Obstetric fistula is unique among the neglected tropical disorders in that both its prevention and its treatment are surgical. Obstetrics is a surgical specialty, whether it involves instrumental vaginal delivery, cesarean section, or repair of a traumatic birth injury. This is another reason why fistula is neglected: it falls outside the familiar paradigm common to public health and infectious disease control. The provision of surgical services has not generally been a priority in tropical medicine, yet in many cases surgery plays a vital role in caring for those afflicted with the traditional NTDs . Wound care is important in Buruli ulcer. Wound care and tendon transfers can restore lost function in patients with leprosy. Eyelid surgery in trachoma patients can prevent blindness. Patients with scrotal lymphedema from lymphatic filariasis can be restored by hydrocele surgery. And successful obstetric fistula repair is transformative: it can pull a teenaged girl back from the abyss of despair and give her a new life.

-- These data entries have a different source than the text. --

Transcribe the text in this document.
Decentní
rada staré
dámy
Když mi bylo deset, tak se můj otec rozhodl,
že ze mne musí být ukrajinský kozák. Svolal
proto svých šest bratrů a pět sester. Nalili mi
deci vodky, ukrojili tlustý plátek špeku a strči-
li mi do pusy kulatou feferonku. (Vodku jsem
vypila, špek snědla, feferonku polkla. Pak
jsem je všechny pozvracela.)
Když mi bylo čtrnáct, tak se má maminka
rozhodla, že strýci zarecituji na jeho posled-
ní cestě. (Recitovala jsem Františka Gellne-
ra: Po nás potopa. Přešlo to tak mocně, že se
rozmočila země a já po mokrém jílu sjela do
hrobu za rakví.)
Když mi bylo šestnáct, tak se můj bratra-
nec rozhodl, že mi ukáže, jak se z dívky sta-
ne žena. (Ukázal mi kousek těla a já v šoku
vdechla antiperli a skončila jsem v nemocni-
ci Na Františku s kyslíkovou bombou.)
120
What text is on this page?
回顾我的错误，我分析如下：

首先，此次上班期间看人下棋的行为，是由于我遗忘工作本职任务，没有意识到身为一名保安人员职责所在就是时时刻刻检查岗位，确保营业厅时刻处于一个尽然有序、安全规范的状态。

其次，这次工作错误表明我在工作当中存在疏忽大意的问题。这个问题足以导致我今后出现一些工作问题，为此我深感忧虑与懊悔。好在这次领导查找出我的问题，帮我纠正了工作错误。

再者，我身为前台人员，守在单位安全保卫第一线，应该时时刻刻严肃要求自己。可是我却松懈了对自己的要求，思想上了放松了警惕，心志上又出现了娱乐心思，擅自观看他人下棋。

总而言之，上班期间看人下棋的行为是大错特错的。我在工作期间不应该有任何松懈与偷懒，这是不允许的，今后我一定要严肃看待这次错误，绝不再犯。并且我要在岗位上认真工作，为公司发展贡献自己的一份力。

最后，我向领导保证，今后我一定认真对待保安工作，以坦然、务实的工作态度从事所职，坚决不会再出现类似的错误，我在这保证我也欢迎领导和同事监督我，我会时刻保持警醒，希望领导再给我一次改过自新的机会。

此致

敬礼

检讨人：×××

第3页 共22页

Increasing the emphasis on neglected tropical disorders—including obstetric fistula— should include the creation of centers that provide basic surgical services to those most afflicted by these conditions. It is no surprise, for example, that The Worldwide Fistula Fund developed its new obstetric fistula surgery center in Danja, Niger, on the grounds of a leprosy hospital that also provides wound care and ophthalmologic surgery (http://www.worldwidefistulafund.org). Thought should be given to dismantling barriers between disease categories, creating new therapeutic synergies, and developing more effective institutions for health care delivery. If fistula centers throughout Africa began to offer hydrocele surgery to men with lymphatic filariasis and worked to establish reciprocal programs for women in places where the emphasis has been largely on problems of male urology, further barriers could be eliminated.
We should move beyond the limitations imposed by considering only infectious agents as the cause of neglected tropical disease and pay more attention to the structural forces that produce human suffering whatever the geographical location of the patients . The burden of neglected tropical diseases is not simply a reflection of exotic biology. It is also a reflection of failed political institutions, misplaced priorities, and socioeconomic structures that favor entrenched elites at the expense of the poor and marginalized . Women are among the most prominent victims of these conditions, and the persistence of obstetric fistula into the 21st century is a stunning indictment of the world's failure to provide essential reproductive health care to those most in need of it. Safe childbirth is a basic human right; the challenge is to make it a practical reality for everyone.